Circula nesse lugar como se circulasse n’alguma capela-de-nossa-senhora-de-fátima, de quem é devota. [Olfato superapurado, só fica feliz quando capta e abafa, vaporizadores perfumados em punho, qualquer mau odor vindo de onde vier, chegue de onde chegar].
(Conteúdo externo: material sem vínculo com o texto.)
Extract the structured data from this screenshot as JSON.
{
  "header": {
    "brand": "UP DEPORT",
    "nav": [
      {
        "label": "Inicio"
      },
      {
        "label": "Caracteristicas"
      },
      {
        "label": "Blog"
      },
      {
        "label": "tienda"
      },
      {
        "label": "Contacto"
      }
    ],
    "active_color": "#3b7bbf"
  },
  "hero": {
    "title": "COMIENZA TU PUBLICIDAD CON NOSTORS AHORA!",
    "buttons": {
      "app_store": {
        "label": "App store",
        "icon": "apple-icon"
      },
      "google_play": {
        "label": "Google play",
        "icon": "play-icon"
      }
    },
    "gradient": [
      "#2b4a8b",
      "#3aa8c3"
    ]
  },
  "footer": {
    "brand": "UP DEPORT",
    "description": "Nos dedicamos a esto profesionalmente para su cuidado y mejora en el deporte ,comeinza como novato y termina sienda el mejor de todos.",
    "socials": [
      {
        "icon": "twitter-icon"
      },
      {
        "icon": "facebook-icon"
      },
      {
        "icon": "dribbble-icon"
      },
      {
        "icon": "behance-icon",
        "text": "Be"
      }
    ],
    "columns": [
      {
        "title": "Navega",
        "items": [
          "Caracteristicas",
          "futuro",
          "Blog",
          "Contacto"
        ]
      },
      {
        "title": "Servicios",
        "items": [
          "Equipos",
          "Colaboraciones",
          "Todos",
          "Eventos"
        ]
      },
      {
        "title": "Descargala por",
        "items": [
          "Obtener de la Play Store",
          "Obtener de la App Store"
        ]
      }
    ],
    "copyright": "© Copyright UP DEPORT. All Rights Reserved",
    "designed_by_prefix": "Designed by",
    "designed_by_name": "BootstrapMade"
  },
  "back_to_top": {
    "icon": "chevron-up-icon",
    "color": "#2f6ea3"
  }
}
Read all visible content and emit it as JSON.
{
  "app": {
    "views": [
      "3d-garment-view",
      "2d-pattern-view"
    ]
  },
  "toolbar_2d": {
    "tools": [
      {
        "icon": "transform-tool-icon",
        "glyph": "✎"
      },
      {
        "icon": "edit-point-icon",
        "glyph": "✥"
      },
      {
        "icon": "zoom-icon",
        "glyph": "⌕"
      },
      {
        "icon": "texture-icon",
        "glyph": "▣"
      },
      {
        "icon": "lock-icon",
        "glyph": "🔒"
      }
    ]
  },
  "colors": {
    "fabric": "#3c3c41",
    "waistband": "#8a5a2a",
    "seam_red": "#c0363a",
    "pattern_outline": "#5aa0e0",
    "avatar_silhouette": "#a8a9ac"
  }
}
Apesar de loira  sempre cobiçada,  Carmem nunca casou. Nem teve filhos. Mas houve homem na vida dela sim. Em certa tarde de sábado deste ano no Amarelinho, na Cinelândia, me contou depois de meio copo de chope:  - Bastou o Nelson. Foi como se bonde me passasse por cima, eu me estropiei toda.

É gerente de loja que customiza camisetas com imagens de santos no Saara, centro do Rio. Das colegas de trabalho sempre escuta: - Arrume companheiro. A solidão apavora.  Carmem responde, enfática:  - Amar é sofrer. Sou feliz assim.

No começo de outubro, toque-toque inesperado no teto da pequena sala mudou a rotina de Carmem. Obrigou-se, várias vezes, a interromper a leitura dos romances açucarados   comprados em sebo na Rua Buenos Aires. No apartamento de cima, alguém sambava como se desfilasse na Marquês de Sapucaí a bordo de saltos altíssimos. Todo dia, no exato momento em que Carmem se concentrava na leitura do romance açucarado da vez e ouvia baixinho Pixinguinha tocar – o pai trabalhara como alfaiate do menestrel –, o baticum do apartamento de cima, o 31, recomeçava. Aos poucos, o trotar da sambista passou a lhe incomodar menos, e inesperado comichão começou a lhe formigar o baixo ventre. 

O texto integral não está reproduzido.